Operator Discretization Library (ODL)
ODL
Operator Discretization Library (ODL) is a Python library that enables research in inverse problems on realistic or real data. The framework allows to encapsulate a physical model into an Operator
that can be used like a mathematical object in, e.g., optimization methods. Furthermore, ODL makes it easy to experiment with reconstruction methods and optimization algorithms for variational regularization, all without sacrificing performance.
For more details and an introduction into the inner workings of ODL, please refer to the documentation.
Highlights
- Well-tested data containers based on NumPy or CUDA allow high performance computing with minimal effort.
- A versatile and efficient library of optimization routines for smooth and non-smooth problems, such as CGLS, BFGS, PDHG and Douglas-Rachford splitting.

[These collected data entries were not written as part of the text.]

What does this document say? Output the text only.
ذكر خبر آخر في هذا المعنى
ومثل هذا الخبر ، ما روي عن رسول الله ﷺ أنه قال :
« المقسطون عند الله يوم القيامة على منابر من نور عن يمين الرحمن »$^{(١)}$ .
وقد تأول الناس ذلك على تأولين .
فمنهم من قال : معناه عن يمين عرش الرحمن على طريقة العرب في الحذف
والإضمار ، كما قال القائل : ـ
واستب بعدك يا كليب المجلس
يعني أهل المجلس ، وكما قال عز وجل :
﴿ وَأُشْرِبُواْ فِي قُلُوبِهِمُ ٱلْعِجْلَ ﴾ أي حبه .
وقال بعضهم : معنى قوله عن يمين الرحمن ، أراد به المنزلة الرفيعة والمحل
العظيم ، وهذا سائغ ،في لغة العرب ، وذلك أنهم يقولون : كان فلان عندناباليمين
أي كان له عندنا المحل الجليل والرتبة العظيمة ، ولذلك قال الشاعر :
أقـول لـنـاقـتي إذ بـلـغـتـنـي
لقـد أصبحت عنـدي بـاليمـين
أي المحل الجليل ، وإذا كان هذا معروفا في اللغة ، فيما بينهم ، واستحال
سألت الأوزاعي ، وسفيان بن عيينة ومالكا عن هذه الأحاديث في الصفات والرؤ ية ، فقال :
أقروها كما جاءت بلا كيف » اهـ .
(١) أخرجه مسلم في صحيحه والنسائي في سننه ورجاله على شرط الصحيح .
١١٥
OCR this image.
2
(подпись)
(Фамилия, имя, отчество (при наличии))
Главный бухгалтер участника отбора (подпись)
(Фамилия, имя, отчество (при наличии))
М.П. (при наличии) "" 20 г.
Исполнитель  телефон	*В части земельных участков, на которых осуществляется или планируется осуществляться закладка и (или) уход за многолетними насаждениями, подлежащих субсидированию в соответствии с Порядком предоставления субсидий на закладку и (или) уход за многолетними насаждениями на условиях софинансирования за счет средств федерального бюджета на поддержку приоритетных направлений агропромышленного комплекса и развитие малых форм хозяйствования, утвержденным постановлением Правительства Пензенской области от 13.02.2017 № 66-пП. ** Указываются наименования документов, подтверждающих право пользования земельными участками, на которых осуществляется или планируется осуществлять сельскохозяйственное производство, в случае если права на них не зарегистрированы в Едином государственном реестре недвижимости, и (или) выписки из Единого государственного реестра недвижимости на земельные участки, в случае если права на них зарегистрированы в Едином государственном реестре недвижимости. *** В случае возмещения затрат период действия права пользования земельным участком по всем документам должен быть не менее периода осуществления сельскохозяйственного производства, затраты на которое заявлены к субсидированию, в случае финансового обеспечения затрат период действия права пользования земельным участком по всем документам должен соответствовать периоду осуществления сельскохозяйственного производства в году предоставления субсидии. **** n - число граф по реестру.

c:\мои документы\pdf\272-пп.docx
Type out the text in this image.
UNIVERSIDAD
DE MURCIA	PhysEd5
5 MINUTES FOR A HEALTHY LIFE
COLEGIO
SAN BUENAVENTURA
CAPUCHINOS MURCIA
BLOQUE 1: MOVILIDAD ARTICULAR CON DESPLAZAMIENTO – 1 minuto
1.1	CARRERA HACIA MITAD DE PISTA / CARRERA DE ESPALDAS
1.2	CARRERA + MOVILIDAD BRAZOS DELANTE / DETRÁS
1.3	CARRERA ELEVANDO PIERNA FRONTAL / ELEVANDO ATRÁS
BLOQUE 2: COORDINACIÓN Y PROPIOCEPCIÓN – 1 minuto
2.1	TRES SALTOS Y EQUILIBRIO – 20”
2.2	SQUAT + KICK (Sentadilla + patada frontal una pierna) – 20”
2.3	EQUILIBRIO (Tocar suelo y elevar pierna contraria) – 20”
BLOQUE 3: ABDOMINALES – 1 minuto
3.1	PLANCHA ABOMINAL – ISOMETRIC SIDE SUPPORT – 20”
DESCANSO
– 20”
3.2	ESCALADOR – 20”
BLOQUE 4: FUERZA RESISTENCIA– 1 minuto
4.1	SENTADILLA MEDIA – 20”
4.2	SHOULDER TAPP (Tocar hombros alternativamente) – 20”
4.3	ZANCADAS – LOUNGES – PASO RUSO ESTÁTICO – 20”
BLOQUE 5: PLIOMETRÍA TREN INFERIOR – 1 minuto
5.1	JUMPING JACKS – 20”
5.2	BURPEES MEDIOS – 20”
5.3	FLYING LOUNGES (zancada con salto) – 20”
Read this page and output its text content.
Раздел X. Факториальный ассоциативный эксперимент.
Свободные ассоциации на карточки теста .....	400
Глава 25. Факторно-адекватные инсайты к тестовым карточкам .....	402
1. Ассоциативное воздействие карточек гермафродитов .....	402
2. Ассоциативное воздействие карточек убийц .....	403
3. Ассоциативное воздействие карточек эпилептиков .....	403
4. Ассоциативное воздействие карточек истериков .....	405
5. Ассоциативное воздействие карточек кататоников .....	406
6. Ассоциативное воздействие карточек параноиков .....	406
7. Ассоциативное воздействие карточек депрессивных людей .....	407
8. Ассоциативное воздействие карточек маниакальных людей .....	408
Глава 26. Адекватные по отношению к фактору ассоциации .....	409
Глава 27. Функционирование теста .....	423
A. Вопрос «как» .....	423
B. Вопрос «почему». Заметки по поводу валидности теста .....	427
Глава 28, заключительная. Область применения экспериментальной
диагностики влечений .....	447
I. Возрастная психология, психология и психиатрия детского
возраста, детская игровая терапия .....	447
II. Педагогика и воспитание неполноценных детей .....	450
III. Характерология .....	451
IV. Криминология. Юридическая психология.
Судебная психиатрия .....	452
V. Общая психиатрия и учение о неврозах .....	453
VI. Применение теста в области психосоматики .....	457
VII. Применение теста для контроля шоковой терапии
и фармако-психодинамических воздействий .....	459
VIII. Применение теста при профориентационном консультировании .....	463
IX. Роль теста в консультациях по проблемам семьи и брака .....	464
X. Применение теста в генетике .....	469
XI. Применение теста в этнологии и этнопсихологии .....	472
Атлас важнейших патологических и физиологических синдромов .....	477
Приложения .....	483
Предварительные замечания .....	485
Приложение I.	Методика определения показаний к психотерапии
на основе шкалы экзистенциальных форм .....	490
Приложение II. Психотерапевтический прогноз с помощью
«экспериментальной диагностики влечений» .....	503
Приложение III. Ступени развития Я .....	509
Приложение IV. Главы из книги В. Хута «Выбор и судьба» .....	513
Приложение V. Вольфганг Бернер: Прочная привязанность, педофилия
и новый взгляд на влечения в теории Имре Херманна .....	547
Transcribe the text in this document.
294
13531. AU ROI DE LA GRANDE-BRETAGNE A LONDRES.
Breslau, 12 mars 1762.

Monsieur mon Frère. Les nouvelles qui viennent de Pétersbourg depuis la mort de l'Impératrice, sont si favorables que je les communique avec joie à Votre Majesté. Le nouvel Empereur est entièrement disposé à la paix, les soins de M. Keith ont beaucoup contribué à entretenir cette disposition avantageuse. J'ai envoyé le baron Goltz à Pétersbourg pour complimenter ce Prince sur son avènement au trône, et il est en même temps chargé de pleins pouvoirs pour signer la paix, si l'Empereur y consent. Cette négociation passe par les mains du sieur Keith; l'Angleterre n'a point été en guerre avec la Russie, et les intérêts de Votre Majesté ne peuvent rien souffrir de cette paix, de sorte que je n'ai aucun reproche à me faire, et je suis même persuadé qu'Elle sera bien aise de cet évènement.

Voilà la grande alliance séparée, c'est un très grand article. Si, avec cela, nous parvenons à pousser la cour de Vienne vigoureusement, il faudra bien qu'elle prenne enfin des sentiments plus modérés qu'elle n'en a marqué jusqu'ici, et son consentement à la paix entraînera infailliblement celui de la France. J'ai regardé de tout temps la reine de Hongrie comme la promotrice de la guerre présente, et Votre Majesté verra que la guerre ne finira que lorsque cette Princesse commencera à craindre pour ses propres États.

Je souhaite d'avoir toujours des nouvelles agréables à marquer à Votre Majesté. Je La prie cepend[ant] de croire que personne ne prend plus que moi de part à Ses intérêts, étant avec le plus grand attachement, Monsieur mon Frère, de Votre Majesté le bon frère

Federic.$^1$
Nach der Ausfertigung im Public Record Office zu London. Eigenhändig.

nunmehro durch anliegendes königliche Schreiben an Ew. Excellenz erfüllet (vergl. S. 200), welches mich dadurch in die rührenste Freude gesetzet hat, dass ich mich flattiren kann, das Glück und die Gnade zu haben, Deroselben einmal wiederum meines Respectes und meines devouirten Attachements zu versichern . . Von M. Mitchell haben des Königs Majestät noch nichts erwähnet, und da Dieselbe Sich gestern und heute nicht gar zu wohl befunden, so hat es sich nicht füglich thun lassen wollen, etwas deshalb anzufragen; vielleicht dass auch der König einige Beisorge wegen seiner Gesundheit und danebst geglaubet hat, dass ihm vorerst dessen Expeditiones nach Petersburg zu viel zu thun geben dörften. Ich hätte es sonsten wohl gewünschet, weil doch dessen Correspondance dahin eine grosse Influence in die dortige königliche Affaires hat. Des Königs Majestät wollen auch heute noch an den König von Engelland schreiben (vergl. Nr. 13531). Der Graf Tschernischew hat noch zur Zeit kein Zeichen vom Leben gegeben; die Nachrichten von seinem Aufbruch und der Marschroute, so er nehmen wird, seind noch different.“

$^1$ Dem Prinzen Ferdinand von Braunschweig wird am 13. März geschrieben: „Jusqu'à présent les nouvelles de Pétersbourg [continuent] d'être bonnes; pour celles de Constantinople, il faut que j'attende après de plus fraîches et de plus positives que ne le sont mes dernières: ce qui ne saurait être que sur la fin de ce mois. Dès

- Support for tomographic imaging with a unified geometry representation and bindings to external libraries for efficient computation of projections and back-projections.
- And much more, including support for deep learning libraries, figures of merits, phantom generation, data handling, etc.
Installation
Installing ODL should be as easy as
conda install -c odlgroup odl
or
pip install odl
For more detailed instructions, check out the Installation guide.
ODL is compatible with Python 2/3 and all major platforms (GNU/Linux / Mac / Windows).